Parmi celles-ci, la fraude au faux conseiller bancaire connaît une croissance inquiétante en France, touchant chaque année des milliers de victimes.
Selon le dernier baromètre de Cybermalveillance.gouv.fr, les cas de fraude au faux conseiller bancaire ont en effet augmenté de 78 %, illustrant l’ampleur du phénomène.
L’exposition croissante des données personnelles, notamment à travers les récentes fuites d’informations, contribue à l’essor de cette arnaque.
Dans cet article, nous vous proposons de décortiquer cette menace, d’en comprendre les mécanismes, d’analyser ses conséquences et, surtout, de découvrir les meilleures pratiques pour s’en protéger efficacement.
Qu’est-ce que la fraude au faux conseiller bancaire ?
Définition
La fraude au faux conseiller bancaire est une technique d’escroquerie dans laquelle des cybercriminels se font passer pour des employés de banque afin d’obtenir des informations sensibles ou de détourner des fonds.
Cette arnaque s’inscrit dans une catégorie plus large appelée vishing, un terme issu de la contraction de « voice » et « phishing ». Le vishing peut se traduire en français par hameçonnage vocal.
Le vishing repose sur l’utilisation d’appels téléphoniques frauduleux pour manipuler psychologiquement les victimes et les inciter à divulguer des données confidentielles.
Cette méthode exploite les principes de l’ingénierie sociale, un ensemble de techniques visant à influencer les comportements en jouant sur des facteurs émotionnels tels que la peur, l’urgence, la confiance ou encore l’empathie.
Les méthodes utilisées pour la fraude au faux conseiller bancaire
Nous l’avons vu, la fraude au faux conseiller bancaire repose sur des attaques de vishing, qui peuvent se présenter de plusieurs façons, avec des niveaux de complexité différents :
1. Appels téléphoniques directs : L’escroc prend directement contact par téléphone avec une victime. Cet appel peut se faire via le réseau téléphonique traditionnel ou en VoIP avec des applications comme WhatsApp (Voice over IP est une technologie permettant de passer des appels vocaux via Internet).

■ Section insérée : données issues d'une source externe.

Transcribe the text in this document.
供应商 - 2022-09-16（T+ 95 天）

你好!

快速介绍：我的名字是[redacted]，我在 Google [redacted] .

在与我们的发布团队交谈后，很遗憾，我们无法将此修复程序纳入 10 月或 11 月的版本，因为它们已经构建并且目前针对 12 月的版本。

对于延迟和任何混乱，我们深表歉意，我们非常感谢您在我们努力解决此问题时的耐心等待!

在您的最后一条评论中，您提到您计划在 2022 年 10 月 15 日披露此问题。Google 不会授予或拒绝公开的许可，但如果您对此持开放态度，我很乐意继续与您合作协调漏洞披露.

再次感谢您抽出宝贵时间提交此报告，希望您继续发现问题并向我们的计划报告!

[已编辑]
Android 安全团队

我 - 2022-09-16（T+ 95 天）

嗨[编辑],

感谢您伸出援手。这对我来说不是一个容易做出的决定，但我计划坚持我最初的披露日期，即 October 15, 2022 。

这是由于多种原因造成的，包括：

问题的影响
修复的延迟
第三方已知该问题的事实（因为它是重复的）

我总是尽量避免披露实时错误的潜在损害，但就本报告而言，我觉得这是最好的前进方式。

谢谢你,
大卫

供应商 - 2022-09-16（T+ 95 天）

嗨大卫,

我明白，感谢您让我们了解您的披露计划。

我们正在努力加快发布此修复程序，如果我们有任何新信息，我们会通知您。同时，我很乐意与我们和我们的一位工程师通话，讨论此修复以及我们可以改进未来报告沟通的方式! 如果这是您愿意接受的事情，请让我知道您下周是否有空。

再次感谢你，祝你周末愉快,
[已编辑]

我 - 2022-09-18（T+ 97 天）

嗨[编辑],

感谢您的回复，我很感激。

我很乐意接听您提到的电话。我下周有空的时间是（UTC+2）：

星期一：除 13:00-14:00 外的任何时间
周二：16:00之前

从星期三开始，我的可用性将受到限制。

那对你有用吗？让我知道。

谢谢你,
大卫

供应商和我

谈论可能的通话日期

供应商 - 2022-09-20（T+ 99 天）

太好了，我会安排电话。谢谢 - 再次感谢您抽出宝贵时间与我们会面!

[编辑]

Dans les deux cas l’appelant se présente comme un conseiller bancaire et prétend vouloir résoudre un problème lié au compte de la victime.
2. Attaque hybride utilisant emails et/ou SMS de phishing : Dans cette situation, la victime reçoit tout d’abord un SMS ou un email l’informant d’un problème sur son compte bancaire ou d’un paiement frauduleux imminent.
Le message demande alors de contacter d’urgence un numéro de téléphone afin d’être mis en relation avec un prétendu conseiller bancaire. Ces messages imitent bien évidemment les communications officielles des banques.
3. Remise d’une carte bancaire à un coursier : Parmi les techniques d’escroquerie les plus sophistiquées, certains fraudeurs font en sorte de subtiliser physiquement la carte bancaire de leur victime.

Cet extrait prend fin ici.